• Brandenburg contra Lufthansa: Landtag will sich gegen Abbau in Schönefeld einsetzen

Brandenburg contra Lufthansa : Landtag will sich gegen Abbau in Schönefeld einsetzen

Eine Lufthansa-Tochterfirma will ihren Betrieb in Schönefeld mit 60 Mitarbeitern einstellen und eine neue Werkstatt in Ungarn eröffnen. Nun macht der Landtag Druck.

Die Fluglinie Lufthansa gibt eine Spezialwerkstatt in Schönefeld auf.
Die Fluglinie Lufthansa gibt eine Spezialwerkstatt in Schönefeld auf.Foto: Patrick Pleul/dpa

Schönefeld/Potsdam - Gegen den drohenden Abbau von Wartungskapazitäten der Lufthansa am Standort Schönefeld will sich nun Brandenburgs Landtag einsetzen. Und zwar ähnlich wie einst beim Bahnwerk Eberswalde in einem parteiübergreifenden Beschluss, der für die Plenarsitzung im Mai geplant ist. Darauf haben sich am Montag im BER-Sonderausschuss des Landtages in Potsdam die Abgeordneten von rot-roter Koalition und Opposition verständigt. 

„Wir kriegen das hin, zum nächsten Plenum“, sagte der SPD-Abgeordnete Helmuth Bartels. Der parteilose Abgeordnete Christoph Schulze, der den Fall auf die politische Agenda gehoben hatte, zeigte sich zumindest damit zufrieden. Die  Abbau-Ost-Politik der Lufthansa sei skandalös, so Schulze. Und die Landesregierung tue nicht das, was nötig sei.

Schönefeld-Arbeiter könnten übergangsweise nach Hamburg

Hintergrund ist, dass die Tochter des deutschen Kranich-Konzerns Lufthansa Technik die hochspezialisierte „Rohrwerkstatt“ für Triebwerksleitungen und Schläuche am Standort in Schönefeld mit 60 Mitarbeitern schließen will (PNN berichtete). Stattdessen soll im Niedriglohnland Ungarn 2022 eine neue Rohrwerkstatt für ganz Europa in Betrieb gehen. Für die Übergangszeit waren Schönefelder Mitarbeitern Jobs in Hamburg angeboten worden. 

Zum anderen ist ein Jahr vor der geplanten BER-Eröffnung immer noch völlig unklar, in welchem Umfang die große deutsche Airline am BER mit Wartungshangars vertreten sein wird, was Wirtschaftsstaatssekretär Hendrik Fischer im Ausschuss bestätigte. Flughafenchef Engelbert Lütke Daldrup sprach von strategischer Zögerlichkeit der Airline. Er kündigte an, dass die Flughafengesellschaft Berlins, Brandenburgs und des Bundes (FBB) nun die Flächen für Wartungshangars, die in Schönefeld für die Lufthansa reserviert waren, ausschreiben, ein Bieterverfahren starten wird. „Ich sage als Flughafen: Wir wollen nicht länger warten“, sagte er. „Ich würde mich freuen, wenn sich die Lufthansa an diesem Bieterverfahren beteiligen würde.“ Es gebe Interessen anderer Airlines an Wartungshangars am BER.
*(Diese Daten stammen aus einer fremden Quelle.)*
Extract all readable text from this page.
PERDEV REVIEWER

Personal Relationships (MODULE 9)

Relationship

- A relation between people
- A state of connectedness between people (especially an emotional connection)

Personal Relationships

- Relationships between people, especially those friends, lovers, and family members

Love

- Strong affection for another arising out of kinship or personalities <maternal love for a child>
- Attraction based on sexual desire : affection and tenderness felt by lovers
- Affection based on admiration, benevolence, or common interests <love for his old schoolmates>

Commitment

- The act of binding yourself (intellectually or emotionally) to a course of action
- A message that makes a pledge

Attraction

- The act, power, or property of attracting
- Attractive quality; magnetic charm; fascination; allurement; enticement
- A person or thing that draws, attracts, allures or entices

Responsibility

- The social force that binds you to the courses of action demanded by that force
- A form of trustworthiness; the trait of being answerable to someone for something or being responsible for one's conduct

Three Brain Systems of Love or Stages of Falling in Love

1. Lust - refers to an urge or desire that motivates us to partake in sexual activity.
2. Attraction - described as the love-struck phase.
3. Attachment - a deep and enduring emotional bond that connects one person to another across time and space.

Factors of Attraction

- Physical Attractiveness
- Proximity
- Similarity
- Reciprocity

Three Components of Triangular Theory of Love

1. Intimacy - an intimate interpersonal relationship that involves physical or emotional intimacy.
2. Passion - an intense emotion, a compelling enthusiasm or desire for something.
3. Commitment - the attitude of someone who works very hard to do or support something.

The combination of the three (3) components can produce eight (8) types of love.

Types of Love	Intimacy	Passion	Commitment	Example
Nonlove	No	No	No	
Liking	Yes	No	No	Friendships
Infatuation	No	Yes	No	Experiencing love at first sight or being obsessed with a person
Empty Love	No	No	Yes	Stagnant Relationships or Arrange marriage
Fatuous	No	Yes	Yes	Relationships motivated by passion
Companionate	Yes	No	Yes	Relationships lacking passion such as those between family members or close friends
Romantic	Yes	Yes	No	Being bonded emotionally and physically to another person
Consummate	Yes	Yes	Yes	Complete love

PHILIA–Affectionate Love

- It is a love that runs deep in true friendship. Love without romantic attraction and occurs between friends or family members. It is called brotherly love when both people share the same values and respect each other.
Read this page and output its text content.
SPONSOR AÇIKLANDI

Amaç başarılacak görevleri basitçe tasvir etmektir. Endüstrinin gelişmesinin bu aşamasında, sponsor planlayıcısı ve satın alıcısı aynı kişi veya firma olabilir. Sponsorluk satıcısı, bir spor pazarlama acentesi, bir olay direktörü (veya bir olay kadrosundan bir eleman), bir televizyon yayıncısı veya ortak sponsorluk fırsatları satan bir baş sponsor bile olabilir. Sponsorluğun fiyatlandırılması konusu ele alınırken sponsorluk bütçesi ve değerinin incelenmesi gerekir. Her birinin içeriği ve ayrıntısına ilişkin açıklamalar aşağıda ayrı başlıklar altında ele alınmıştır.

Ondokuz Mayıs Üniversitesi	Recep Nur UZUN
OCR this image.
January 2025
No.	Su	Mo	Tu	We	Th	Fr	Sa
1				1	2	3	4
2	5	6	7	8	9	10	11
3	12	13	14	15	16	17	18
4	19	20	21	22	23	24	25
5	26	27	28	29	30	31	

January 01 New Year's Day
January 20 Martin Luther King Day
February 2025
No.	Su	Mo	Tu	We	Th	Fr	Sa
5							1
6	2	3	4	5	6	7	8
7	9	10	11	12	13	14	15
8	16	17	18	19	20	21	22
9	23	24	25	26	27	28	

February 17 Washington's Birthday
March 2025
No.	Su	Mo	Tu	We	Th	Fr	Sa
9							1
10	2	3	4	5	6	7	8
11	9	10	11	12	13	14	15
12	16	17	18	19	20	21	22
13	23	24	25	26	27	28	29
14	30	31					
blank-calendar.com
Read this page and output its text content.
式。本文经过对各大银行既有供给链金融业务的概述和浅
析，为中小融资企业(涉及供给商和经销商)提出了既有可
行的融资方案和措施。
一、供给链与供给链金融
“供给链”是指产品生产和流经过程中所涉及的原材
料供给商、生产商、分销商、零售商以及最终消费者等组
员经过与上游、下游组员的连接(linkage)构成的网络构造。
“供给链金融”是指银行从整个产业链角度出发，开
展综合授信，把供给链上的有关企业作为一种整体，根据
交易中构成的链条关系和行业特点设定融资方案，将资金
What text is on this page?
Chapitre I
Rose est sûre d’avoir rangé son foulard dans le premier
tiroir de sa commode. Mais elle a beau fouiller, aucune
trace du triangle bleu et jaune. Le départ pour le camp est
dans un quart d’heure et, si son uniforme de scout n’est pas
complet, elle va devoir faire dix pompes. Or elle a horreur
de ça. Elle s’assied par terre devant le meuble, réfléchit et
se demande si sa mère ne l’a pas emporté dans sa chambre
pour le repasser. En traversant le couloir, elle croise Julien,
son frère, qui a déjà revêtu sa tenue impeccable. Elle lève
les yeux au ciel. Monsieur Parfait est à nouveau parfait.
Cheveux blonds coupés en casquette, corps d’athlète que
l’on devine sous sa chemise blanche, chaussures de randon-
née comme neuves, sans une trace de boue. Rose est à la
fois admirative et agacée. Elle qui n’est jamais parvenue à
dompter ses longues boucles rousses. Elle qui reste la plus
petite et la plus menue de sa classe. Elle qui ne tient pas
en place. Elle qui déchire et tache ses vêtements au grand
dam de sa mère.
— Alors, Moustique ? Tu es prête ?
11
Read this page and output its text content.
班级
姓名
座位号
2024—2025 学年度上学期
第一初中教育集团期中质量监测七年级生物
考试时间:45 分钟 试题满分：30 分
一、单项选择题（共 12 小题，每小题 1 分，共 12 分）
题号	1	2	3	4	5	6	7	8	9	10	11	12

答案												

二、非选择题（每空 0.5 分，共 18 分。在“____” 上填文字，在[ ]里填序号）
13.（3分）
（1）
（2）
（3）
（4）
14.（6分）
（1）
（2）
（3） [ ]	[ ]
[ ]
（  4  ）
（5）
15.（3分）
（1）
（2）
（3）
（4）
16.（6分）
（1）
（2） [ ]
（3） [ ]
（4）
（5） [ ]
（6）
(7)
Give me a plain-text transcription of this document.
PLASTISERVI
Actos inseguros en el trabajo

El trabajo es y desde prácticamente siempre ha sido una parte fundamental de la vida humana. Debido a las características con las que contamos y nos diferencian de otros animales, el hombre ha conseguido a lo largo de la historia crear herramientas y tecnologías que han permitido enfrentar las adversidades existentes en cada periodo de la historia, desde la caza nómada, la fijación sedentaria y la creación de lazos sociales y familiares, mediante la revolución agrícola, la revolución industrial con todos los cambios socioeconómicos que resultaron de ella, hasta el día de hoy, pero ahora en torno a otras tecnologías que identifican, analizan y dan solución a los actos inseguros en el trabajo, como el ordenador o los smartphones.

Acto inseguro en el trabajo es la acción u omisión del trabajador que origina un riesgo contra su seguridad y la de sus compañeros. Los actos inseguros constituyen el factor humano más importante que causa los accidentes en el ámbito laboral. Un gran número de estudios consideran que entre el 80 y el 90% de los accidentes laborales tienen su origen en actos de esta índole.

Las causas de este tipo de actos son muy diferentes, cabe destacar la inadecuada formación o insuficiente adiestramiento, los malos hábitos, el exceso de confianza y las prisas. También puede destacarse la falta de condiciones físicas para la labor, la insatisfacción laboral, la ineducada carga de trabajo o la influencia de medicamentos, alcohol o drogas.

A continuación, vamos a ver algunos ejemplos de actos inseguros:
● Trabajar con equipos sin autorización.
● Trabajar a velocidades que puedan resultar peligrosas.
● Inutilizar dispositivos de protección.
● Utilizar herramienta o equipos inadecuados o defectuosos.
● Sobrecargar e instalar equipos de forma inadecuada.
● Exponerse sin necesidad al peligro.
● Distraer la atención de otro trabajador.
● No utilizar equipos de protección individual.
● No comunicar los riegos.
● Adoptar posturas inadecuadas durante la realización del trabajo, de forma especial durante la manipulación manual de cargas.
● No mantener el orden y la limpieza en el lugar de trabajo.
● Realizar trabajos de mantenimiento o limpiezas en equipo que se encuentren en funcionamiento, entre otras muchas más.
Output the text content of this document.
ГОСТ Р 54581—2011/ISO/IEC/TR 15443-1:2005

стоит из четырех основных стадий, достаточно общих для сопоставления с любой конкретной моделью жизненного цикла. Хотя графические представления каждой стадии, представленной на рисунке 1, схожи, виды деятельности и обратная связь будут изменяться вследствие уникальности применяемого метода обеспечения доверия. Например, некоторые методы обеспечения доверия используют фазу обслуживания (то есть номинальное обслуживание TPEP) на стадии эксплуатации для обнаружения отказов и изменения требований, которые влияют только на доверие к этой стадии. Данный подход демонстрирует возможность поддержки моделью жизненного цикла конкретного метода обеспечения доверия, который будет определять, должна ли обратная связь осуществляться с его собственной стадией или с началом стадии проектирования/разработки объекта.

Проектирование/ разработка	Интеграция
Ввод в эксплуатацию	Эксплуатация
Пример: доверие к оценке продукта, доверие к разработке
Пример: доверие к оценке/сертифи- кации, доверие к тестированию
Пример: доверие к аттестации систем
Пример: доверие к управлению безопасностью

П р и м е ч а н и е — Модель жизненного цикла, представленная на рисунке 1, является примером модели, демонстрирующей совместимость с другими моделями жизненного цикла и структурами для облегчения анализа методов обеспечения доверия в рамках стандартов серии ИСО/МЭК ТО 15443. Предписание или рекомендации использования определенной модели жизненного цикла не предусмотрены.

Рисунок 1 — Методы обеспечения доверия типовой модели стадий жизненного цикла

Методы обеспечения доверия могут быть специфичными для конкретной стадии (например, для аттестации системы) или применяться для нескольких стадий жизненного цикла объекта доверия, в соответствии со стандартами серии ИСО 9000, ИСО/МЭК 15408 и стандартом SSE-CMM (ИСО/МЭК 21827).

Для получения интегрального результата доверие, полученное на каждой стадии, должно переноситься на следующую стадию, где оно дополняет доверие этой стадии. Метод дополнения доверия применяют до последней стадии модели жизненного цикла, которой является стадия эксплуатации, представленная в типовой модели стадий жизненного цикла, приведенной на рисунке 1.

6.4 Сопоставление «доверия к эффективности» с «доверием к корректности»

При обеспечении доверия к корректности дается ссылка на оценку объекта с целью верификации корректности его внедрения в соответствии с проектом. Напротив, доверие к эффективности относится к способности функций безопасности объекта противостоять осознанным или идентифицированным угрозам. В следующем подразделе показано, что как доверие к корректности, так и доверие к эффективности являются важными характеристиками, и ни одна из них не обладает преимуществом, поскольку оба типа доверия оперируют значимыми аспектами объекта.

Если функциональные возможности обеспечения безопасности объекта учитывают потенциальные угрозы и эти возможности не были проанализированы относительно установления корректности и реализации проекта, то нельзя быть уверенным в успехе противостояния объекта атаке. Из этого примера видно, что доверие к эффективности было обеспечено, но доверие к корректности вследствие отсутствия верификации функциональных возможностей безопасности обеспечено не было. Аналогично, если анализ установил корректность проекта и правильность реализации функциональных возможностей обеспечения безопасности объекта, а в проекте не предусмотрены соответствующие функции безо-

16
Rot-rote Regierung in Kritik

Die Causa „Lufthansa Technik“ Schönefeld ist vor der Landtagswahl in Brandenburg inzwischen ein Politikum. Wie berichtet, war die rot-rote Regierung, insbesondere Wirtschaftsminister Jörg Steinbach (SPD) in die Kritik geraten, weil sie lange nichts gegen die Schließung der Rohrwerkstatt und für den Wartungsstandort Schönfeld unternommen hatte. Inzwischen ist die Regierung aktiv geworden. Staatssekretär Fischer erklärte, dass er am 9. April mit dem Vorstandschef von Lufthansa Technik ein Gespräch geführt habe. Nach seinen Worten bedauert die Landesregierung die „nicht akzeptable“ Lufthansa-Entscheidung, die Rohrwerkstatt zu verlagern. 

Inzwischen gebe es zumindest das Angebot des Flughafens, den Mietvertrag für die alten Hallen – sie stehen BER-Erweiterungen im Weg – bis 2021 zu verlängern, was der Konzern wohl annehmen werde. Bislang sollte die Rohrwerkstatt 2020 dicht machen. An der Entscheidung selbst, so Fischer, werde Lufthansa aber nicht rütteln. Schulze kritisierte, dass die Regierung nicht wie ein Löwe um diese Industriejobs kämpfe.